Tout cela allait cependant changer radicalement. Alors que le débat sur l’AfD et l’immigration s’intensifiait dans les derniers mois de la campagne, la CDU-CSU a perdu près de 10 points entre le 22 novembre et le 23 février, tandis que l’AfD a gagné 4 points supplémentaires, renforçant ainsi sa popularité déjà record. Le Linkspartei a fait un retour surprenant, tandis que le bsw a perdu un tiers de ses partisans. Il est difficile d’échapper à la conclusion que le déclin spectaculaire de la CDU-CSU, le retour tout aussi spectaculaire du Linkspartei et la nouvelle montée en puissance de l’AfD sont liés au même phénomène complexe : la polarisation sans précédent provoquée par la large mobilisation autour de l’AfD et de l’immigration. De toute évidence, le taux de participation record a profité aux deux extrémités du spectre politique – l’AfD d’un côté et, dans une moindre mesure, le Linkspartei de l’autre – tandis que les dernières manœuvres désespérées de Merz lui ont coûté les voix des partisans du « pare-feu » et des opposants à la « remigration », qui sont allées soit au SPD, soit au Linkspartei.
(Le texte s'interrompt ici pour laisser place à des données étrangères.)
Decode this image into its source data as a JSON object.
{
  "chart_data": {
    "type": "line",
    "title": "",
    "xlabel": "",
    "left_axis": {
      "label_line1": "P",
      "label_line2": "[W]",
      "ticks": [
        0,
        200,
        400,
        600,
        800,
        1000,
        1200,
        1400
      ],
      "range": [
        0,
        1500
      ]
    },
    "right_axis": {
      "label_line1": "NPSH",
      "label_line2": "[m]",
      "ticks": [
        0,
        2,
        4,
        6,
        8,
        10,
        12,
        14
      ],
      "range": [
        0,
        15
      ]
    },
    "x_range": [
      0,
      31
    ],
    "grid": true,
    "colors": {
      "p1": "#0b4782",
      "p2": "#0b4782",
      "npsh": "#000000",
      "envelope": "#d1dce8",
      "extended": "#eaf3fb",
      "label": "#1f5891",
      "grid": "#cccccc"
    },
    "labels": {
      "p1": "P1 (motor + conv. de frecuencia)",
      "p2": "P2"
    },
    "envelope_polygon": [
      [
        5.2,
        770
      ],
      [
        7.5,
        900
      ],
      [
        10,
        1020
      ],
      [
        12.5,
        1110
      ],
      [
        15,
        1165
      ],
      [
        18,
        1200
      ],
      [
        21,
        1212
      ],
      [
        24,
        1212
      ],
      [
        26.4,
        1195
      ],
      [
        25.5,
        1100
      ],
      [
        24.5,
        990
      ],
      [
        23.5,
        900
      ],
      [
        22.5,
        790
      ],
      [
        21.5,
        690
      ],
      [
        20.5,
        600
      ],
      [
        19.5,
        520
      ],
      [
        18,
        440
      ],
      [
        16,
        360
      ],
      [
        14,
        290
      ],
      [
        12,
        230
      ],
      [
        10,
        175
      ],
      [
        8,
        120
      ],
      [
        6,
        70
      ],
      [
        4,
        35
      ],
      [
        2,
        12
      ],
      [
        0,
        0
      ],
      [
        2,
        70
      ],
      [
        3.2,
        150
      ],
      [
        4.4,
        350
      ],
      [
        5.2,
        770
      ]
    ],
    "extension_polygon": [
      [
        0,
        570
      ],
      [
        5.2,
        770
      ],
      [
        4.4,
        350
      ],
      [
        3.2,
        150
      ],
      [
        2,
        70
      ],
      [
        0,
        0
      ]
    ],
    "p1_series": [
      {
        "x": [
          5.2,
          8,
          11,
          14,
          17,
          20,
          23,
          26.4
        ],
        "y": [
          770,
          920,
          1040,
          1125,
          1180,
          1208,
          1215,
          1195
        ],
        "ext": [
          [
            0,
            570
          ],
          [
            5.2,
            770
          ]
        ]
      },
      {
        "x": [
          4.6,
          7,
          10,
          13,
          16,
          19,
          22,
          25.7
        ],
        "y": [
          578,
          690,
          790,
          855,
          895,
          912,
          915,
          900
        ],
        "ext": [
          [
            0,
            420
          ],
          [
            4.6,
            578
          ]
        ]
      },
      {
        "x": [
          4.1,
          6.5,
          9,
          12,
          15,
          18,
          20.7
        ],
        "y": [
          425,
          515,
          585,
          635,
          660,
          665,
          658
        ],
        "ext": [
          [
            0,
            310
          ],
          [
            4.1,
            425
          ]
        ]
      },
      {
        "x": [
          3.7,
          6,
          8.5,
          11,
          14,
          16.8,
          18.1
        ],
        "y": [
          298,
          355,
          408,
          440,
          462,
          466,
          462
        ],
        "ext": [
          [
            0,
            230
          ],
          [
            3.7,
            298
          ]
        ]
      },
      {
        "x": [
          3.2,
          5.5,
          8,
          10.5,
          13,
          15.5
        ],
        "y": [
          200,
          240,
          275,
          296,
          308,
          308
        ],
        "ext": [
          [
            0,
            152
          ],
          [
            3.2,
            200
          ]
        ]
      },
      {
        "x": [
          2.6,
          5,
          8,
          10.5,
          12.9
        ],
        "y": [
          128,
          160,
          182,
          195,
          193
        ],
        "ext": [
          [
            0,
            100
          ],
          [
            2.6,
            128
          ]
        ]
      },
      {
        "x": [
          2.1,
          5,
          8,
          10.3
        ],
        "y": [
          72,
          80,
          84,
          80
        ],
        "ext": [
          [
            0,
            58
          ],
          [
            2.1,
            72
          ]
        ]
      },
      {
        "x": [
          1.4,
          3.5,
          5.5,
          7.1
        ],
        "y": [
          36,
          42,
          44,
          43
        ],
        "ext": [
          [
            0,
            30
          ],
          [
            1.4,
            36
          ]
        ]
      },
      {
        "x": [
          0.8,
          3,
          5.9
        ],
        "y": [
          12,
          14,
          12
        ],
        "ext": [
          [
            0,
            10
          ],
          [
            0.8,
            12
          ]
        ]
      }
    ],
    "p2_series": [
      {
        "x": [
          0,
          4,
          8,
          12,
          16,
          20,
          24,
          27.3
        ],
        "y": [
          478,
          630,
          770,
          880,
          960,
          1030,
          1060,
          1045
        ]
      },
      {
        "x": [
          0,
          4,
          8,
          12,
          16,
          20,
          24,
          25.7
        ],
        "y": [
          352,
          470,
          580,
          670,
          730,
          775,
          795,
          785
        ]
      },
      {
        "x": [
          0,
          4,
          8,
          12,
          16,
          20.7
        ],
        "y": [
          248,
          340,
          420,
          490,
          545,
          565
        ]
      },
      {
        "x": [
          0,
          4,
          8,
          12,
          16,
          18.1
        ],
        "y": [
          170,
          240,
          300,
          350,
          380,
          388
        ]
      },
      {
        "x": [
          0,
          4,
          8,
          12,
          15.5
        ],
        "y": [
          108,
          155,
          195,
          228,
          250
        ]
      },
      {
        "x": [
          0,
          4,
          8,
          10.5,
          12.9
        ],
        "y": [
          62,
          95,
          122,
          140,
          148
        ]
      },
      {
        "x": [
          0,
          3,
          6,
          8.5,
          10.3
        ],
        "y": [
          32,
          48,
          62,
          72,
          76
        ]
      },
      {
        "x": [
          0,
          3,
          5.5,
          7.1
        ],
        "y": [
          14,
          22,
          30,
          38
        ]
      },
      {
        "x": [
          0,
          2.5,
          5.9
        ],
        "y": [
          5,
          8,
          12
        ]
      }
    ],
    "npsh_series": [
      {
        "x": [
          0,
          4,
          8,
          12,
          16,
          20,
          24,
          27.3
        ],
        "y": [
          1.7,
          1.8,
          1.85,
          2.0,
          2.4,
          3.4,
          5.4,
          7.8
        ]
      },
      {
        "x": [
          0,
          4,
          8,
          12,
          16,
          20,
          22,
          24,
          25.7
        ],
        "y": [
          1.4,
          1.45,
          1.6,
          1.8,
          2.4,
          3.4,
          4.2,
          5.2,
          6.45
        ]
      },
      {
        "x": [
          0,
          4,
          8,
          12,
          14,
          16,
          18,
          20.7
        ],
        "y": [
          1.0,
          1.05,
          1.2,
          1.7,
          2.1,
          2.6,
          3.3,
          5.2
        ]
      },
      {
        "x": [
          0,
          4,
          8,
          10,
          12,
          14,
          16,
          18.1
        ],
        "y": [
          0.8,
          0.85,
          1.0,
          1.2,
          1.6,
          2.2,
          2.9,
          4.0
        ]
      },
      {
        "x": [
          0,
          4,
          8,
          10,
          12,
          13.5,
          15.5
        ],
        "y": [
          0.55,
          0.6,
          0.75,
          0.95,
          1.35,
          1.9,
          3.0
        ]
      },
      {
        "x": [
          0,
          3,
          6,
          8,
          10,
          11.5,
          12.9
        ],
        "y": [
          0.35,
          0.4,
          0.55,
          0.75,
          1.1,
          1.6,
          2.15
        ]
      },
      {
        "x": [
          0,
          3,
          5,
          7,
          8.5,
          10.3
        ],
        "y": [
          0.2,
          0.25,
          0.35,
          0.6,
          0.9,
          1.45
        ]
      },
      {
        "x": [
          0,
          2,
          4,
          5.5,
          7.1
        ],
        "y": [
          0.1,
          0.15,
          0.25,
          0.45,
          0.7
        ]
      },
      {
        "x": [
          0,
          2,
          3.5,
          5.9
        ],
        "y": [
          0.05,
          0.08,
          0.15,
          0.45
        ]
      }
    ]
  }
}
Par rapport à il y a quatre ans, le SPD a perdu des voix au profit de la CDU-CSU en particulier. L’AfD a gagné des électeurs de la CDU-CSU en plus de ceux du SPD, tout en réussissant à mobiliser les abstentionnistes. Les Verts ont perdu des voix au profit du Linkspartei et, dans une moindre mesure, de la CDU-CSU. Le Linkspartei a séduit les électeurs des Verts et, dans une plus large mesure, ceux du SPD. Les nouveaux partisans du BSW sont principalement issus des anciens abstentionnistes, des électeurs du SPD et du Linkspartei, et dans une moindre mesure du FDP, de la CDU-CSU et des Verts ; rares sont ceux qui viennent de l’AfD.

Linkspartei et BSW

Il n’aurait fallu qu’une poignée de voix – environ 9 000 selon le dernier décompte – pour que le BSW entre au nouveau Bundestag. Avec le Linkspartei ressuscité, la gauche aurait détenu environ 15 % des sièges, soit une part plus importante que les Verts. Dans le cadre des activités parlementaires quotidiennes, le Linkspartei et le BSW auraient pu exercer une pression de gauche sur ce qui aurait alors été une coalition tripartite entre la CDU-CSU, le SPD et les Verts, agissant comme une opposition parlementaire alternative à l’AfD. Malgré leurs désaccords, notamment sur l’immigration, ils auraient pu mettre l’accent sur la politique sociale et défendre l’État providence contre l’État guerrier émergent, voire regagner une partie des nombreux travailleurs qui ont voté pour l’AfD et rétablir un bipartisme de gauche. Le parti d’extrême droite a remporté 38 % des voix des travailleurs lors de cette élection, tandis que le SPD est tombé à 12 % et le Linkspartei et le BSW à 8 % et 5 % respectivement. Compte tenu des conséquences politiques de l’exclusion du parlement de près de 5 % de l’électorat de gauche, il n’est pas surprenant que des soupçons de fraude électorale ou d’erreurs de dépouillement, intentionnelles ou non, aient été émis. Des enquêtes sont en cours – les recomptes sont courants en Allemagne – mais elles ne devraient pas permettre de trouver des preuves suffisantes pour que la Cour constitutionnelle fédérale annule les résultats.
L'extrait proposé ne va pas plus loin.